Boone went to Chapman in the ninth because what else was he supposed to do? Chapman certainly didn’t look fatigued pitching back-to-back-to-back days. His fastball velocity the last three nights:
- Sunday: 101.6 mph average (102.9 mph max)
- Monday: 102.3 mph average (103.7 mph max)
- Tuesday: 102.0 mph average (103.1 mph max)
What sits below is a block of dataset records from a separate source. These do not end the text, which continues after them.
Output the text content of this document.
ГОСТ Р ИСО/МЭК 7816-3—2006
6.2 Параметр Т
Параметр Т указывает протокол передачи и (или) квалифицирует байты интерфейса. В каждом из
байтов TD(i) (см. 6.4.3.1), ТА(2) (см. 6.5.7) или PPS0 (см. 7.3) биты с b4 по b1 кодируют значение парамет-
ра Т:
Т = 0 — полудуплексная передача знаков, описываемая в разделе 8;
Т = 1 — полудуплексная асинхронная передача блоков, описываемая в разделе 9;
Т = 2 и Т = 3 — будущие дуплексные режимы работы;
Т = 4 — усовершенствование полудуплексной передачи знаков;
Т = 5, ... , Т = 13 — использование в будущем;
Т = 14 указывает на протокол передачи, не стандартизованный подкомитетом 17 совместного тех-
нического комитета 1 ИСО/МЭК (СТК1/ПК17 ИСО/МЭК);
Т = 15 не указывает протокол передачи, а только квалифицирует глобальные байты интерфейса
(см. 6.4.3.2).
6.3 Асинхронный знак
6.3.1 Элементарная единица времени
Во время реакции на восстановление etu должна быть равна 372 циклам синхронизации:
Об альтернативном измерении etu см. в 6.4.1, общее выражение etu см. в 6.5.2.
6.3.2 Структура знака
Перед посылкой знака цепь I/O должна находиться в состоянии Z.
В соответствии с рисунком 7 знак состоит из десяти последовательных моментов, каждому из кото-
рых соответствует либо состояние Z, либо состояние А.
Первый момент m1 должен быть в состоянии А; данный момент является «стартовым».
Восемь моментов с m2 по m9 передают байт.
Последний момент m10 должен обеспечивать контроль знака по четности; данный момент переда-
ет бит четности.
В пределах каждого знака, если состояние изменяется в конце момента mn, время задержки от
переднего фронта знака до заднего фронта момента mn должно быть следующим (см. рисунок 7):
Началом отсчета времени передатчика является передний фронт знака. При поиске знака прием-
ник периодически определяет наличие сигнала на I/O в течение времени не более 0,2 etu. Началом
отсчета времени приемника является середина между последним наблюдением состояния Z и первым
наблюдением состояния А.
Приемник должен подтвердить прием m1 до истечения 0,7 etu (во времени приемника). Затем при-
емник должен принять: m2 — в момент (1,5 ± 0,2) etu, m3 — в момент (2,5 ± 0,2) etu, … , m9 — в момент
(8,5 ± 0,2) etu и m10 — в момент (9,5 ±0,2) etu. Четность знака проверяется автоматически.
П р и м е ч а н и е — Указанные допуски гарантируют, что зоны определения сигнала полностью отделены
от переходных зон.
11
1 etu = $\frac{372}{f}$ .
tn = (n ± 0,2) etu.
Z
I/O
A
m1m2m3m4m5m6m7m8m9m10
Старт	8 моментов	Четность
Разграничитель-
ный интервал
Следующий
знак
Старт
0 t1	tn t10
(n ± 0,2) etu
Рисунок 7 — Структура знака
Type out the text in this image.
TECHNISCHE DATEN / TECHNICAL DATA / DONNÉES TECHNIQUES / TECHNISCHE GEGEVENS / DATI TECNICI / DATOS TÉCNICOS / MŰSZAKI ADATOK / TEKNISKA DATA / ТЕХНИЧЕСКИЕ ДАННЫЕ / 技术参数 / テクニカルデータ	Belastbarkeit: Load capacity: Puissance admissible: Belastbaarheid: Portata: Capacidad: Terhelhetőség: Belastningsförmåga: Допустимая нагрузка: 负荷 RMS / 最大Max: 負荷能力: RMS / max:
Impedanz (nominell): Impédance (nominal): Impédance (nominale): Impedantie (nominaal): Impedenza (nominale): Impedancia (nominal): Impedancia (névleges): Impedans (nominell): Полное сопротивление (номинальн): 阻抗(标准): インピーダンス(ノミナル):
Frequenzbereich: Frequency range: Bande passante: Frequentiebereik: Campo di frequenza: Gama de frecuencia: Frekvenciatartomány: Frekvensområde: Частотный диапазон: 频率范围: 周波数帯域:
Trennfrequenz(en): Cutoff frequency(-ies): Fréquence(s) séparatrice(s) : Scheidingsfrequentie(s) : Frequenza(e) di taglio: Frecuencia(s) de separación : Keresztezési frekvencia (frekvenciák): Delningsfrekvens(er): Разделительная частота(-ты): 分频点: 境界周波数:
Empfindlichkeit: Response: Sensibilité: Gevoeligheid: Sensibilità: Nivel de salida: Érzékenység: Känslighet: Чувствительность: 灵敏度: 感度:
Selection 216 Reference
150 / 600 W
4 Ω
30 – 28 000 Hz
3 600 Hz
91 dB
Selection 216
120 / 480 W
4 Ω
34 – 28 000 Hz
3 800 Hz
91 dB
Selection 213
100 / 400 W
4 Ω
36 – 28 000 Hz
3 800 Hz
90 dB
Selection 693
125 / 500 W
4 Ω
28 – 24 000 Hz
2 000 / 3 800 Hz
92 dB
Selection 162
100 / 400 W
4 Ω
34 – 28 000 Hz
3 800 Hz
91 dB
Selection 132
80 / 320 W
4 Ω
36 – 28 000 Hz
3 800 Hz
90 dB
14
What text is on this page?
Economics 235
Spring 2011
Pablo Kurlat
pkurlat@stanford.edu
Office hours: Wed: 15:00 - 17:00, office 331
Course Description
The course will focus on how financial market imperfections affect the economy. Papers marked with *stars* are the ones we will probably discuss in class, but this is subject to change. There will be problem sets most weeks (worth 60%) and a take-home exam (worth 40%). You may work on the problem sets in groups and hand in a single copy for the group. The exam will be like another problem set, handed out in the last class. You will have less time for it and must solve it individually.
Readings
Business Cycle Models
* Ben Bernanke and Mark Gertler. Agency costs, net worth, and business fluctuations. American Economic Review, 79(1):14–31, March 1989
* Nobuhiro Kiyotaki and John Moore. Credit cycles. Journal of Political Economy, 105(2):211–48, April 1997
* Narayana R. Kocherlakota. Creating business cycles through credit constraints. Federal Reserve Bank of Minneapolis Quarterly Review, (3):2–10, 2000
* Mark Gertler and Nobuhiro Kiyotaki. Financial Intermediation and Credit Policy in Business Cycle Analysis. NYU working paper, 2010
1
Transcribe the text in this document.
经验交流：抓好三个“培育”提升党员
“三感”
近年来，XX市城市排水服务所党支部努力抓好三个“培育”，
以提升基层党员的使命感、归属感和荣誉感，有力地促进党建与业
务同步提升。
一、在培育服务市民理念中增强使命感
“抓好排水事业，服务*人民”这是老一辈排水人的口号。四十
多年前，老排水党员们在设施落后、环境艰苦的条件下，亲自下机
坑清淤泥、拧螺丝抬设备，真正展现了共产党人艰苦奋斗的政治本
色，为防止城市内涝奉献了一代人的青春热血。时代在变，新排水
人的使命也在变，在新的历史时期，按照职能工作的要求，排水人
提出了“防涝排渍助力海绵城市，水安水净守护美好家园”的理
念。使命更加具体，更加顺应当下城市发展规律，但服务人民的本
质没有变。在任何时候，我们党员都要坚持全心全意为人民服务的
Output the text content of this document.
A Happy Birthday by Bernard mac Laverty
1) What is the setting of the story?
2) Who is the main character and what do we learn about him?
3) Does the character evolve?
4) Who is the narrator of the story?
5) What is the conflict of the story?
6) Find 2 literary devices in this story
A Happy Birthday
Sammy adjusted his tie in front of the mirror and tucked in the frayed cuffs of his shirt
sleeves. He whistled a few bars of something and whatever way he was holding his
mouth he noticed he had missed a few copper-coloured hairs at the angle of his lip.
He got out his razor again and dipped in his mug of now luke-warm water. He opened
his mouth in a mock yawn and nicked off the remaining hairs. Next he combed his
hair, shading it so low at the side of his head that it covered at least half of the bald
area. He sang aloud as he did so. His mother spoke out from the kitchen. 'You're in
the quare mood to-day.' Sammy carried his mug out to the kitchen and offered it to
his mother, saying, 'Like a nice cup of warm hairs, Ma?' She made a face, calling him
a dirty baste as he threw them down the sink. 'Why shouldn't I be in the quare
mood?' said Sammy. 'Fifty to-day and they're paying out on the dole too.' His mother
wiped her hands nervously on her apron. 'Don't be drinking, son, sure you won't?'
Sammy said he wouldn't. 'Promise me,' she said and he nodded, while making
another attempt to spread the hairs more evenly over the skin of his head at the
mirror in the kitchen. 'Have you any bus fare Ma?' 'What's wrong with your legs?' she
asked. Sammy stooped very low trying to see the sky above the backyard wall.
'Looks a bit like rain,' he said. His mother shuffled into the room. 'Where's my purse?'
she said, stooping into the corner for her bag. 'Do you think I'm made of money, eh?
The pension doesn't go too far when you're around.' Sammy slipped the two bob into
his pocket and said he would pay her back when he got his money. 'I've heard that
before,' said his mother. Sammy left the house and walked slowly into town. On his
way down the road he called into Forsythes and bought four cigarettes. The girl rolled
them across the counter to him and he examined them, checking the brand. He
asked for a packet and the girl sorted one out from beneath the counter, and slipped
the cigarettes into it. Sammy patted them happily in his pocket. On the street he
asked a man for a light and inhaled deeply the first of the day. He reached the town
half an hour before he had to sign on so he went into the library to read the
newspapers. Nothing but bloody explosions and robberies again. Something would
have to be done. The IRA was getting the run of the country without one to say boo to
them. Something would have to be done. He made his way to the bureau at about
A freak. An absolute freak. And I mean that in the nicest possible way. Humans are not supposed to a) throw a baseball that hard in general, and b) throw that hard on the third day of back-to-back-to-backs. Two strikeouts in a perfect ninth for Chapman to seal the win. He has a 1.43 ERA (1.44 FIP) and a 44.5% strikeout rate on the season. Dude’s been a monster.

Leftovers
The top four hitters in the lineup (Gardner, Judge, Stanton, Hicks): 7-for-16 (.438) with a double, two homers, four walks, and three strikeouts. The rest of the Yankees: 2-for-16 (.125) with one double (Andujar), four walks, and five strikeouts. The Yankees went 1-for-11 (.091) with runners in scoring position, which is annoying, but you know what? This team has a runner in scoring position even when the bases are empty. Dingers are cool. (And they don’t disappear in the postseason.)
And finally, for the very first time this season, Boone wore his jersey in the dugout. Usually he wears a pullover, which is fine, I couldn’t care less what the manager wears, but if you were wondering when he’d wear his No. 17 jersey, Tuesday was the night.
Box Score, WPA Graph & Standings
For the box score and updated standings, go to ESPN. For the video highlights, go to MLB. Here’s our Bullpen Workload page and here’s the win probability graph:
Source: FanGraphs
Up Next
An Independence Day matinee. The Yankees and Braves will wrap up this three-game interleague series Wednesday afternoon. That’s a 1:05pm ET start. CC Sabathia and Julio Teheran will start.